Además de los casos de presunta ruptura con la doctrina (en diversos grados), las razones muy importantes que llaman a la intervención son las expresiones ambiguas en los documentos del Magisterio. La ambigüedad en las expresiones doctrinales o morales, o incluso en las exigencias de carácter pastoral, no debe interpretarse como una característica que permita que tales declaraciones encajen dentro de la ortodoxia. De hecho, la posibilidad de una interpretación ortodoxa puede implicar tal cosa y a menudo se esgrime como argumento que exime al Obispo de intervenir.

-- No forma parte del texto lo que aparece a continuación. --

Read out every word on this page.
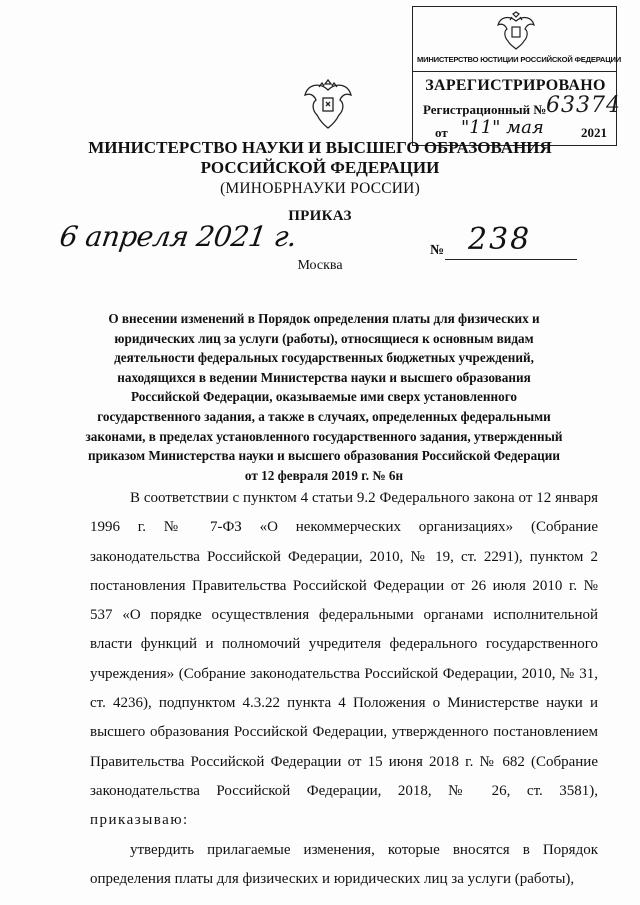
МИНИСТЕРСТВО ЮСТИЦИИ РОССИЙСКОЙ ФЕДЕРАЦИИ
ЗАРЕГИСТРИРОВАНО
Регистрационный № 63374
от "11" мая	2021
МИНИСТЕРСТВО НАУКИ И ВЫСШЕГО ОБРАЗОВАНИЯ
РОССИЙСКОЙ ФЕДЕРАЦИИ
(МИНОБРНАУКИ РОССИИ)
ПРИКАЗ
6 апреля 2021 г.	№ 238
Москва
О внесении изменений в Порядок определения платы для физических и юридических лиц за услуги (работы), относящиеся к основным видам деятельности федеральных государственных бюджетных учреждений, находящихся в ведении Министерства науки и высшего образования Российской Федерации, оказываемые ими сверх установленного государственного задания, а также в случаях, определенных федеральными законами, в пределах установленного государственного задания, утвержденный приказом Министерства науки и высшего образования Российской Федерации от 12 февраля 2019 г. № 6н

В соответствии с пунктом 4 статьи 9.2 Федерального закона от 12 января 1996 г. № 7-ФЗ «О некоммерческих организациях» (Собрание законодательства Российской Федерации, 2010, № 19, ст. 2291), пунктом 2 постановления Правительства Российской Федерации от 26 июля 2010 г. № 537 «О порядке осуществления федеральными органами исполнительной власти функций и полномочий учредителя федерального государственного учреждения» (Собрание законодательства Российской Федерации, 2010, № 31, ст. 4236), подпунктом 4.3.22 пункта 4 Положения о Министерстве науки и высшего образования Российской Федерации, утвержденного постановлением Правительства Российской Федерации от 15 июня 2018 г. № 682 (Собрание законодательства Российской Федерации, 2018, № 26, ст. 3581), приказываю:

утвердить прилагаемые изменения, которые вносятся в Порядок определения платы для физических и юридических лиц за услуги (работы),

Por otra parte, la posibilidad de una interpretación heterodoxa significa que la formulación no encaja realmente en la ortodoxia y plantea un riesgo real de legitimación del error. Un ejemplo claro de la ambigüedad de la redacción y de los frutos envenenados que se derivan de la posibilidad de una interpretación que rompa con la práctica anterior de la Iglesia se puede ver en las tesis de la exhortación Amoris laetitia sobre la posibilidad de admitir a la comunión a los divorciados que viven en segunda unión no sacramental. La ambigüedad de la declaración ha dado lugar a que muchas Iglesias particulares hayan cambiado de hecho y/o sancionado la práctica errónea de dar la comunión a personas en pecado grave o en situación objetivamente desordenada. La opinión de algunos Obispos de que tal interpretación es falsa no cambia el estado de las cosas y – lo que constituye un cierto escándalo – no les lleva a reaccionar y condenar las prácticas erróneas que han aparecido. La ambigüedad de una declaración no ofrece, como muchos piensan, una oportunidad segura para mantenerse en la ortodoxia, pero sí para apartarse de ella.

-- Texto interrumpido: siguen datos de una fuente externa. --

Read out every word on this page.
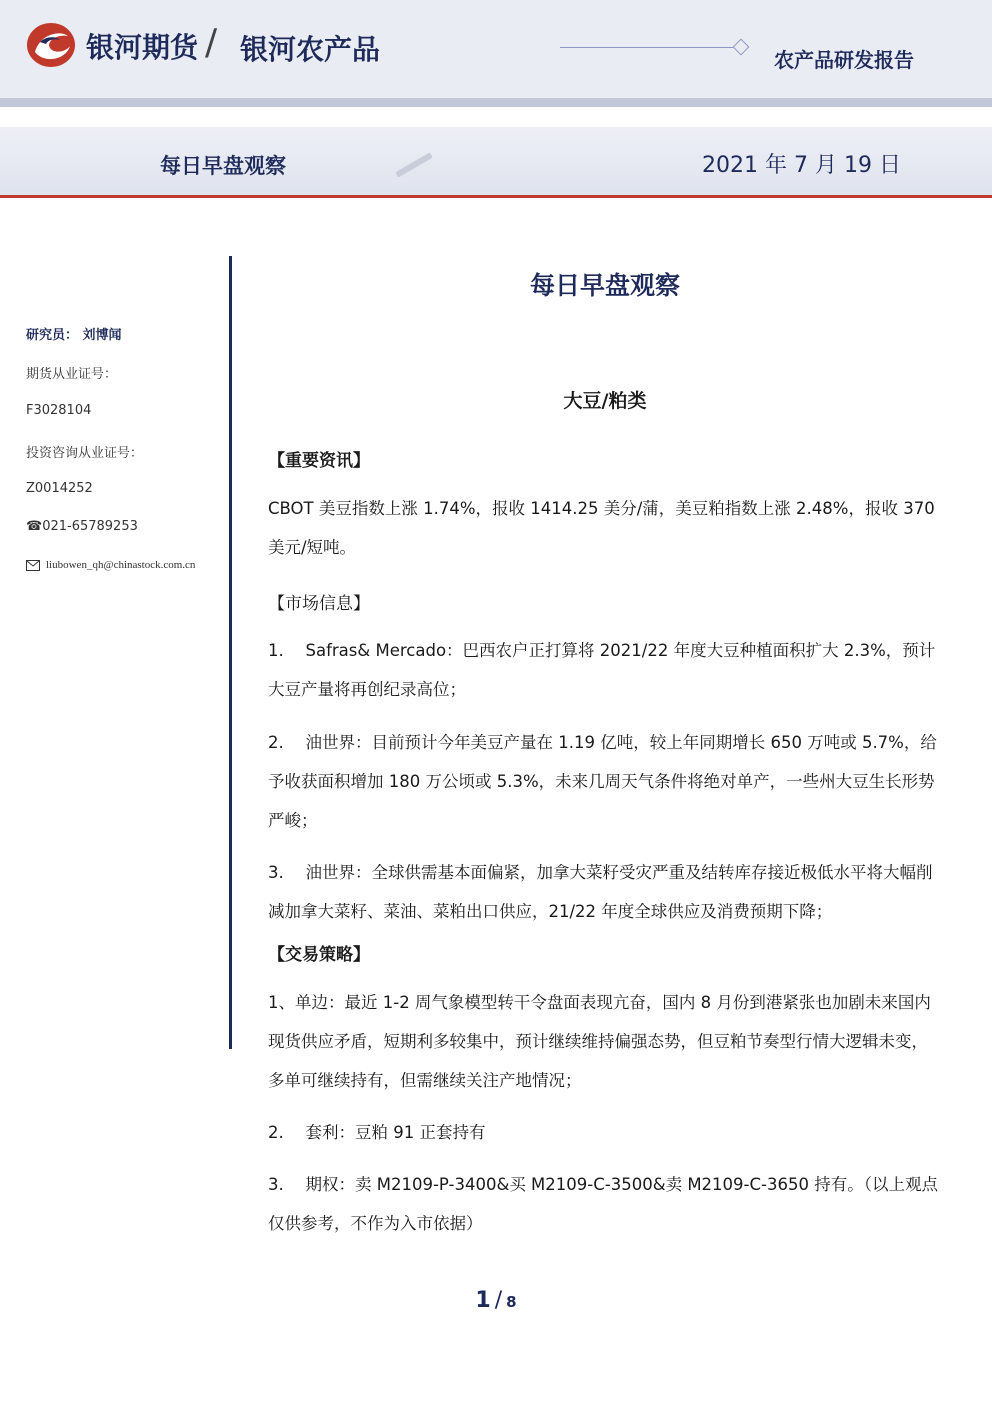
银河期货 / 银河农产品	农产品研发报告
每日早盘观察	2021 年 7 月 19 日
研究员： 刘博闻
期货从业证号：
F3028104
投资咨询从业证号：
Z0014252
☎021-65789253
liubowen_qh@chinastock.com.cn
每日早盘观察
大豆/粕类
【重要资讯】
CBOT 美豆指数上涨 1.74%，报收 1414.25 美分/蒲，美豆粕指数上涨 2.48%，报收 370 美元/短吨。
【市场信息】
1.　 Safras& Mercado：巴西农户正打算将 2021/22 年度大豆种植面积扩大 2.3%，预计大豆产量将再创纪录高位；
2.　 油世界：目前预计今年美豆产量在 1.19 亿吨，较上年同期增长 650 万吨或 5.7%，给予收获面积增加 180 万公顷或 5.3%，未来几周天气条件将绝对单产，一些州大豆生长形势严峻；
3.　 油世界：全球供需基本面偏紧，加拿大菜籽受灾严重及结转库存接近极低水平将大幅削减加拿大菜籽、菜油、菜粕出口供应，21/22 年度全球供应及消费预期下降；
【交易策略】
1、单边：最近 1-2 周气象模型转干令盘面表现亢奋，国内 8 月份到港紧张也加剧未来国内现货供应矛盾，短期利多较集中，预计继续维持偏强态势，但豆粕节奏型行情大逻辑未变，多单可继续持有，但需继续关注产地情况；
2.　 套利：豆粕 91 正套持有
3.　 期权：卖 M2109-P-3400&买 M2109-C-3500&卖 M2109-C-3650 持有。（以上观点仅供参考，不作为入市依据）
1 / 8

Otra categoría de situaciones consiste en costumbres erróneas que se difunden sin encontrar la desaprobación y la corrección de los pastores. Entre las situaciones más comunes de este tipo se encuentran diversos experimentos litúrgicos que no respetan la solemnidad y no se ajustan a la esencia del Santo Sacrificio. Una costumbre, un ritual o una norma moral en la Iglesia siempre han sido el resultado y el reflejo de la verdad revelada. La aprobación de costumbres desvinculadas y que no expresan la verdad revelada, sino que la contradicen, conduce a la construcción de un concepto erróneo sobre la esencia misma de la verdad que se quiere expresar. Celebrar la Misa de manera que se asemeje a un concierto o a una comida unificadora da lugar a la convicción de que la Misa es, de hecho, precisamente este tipo de realidad. De hecho, de manera no verbal, lo que ocurre aquí es que se altera y se pierde el depósito que los pastores tienen la responsabilidad de custodiar.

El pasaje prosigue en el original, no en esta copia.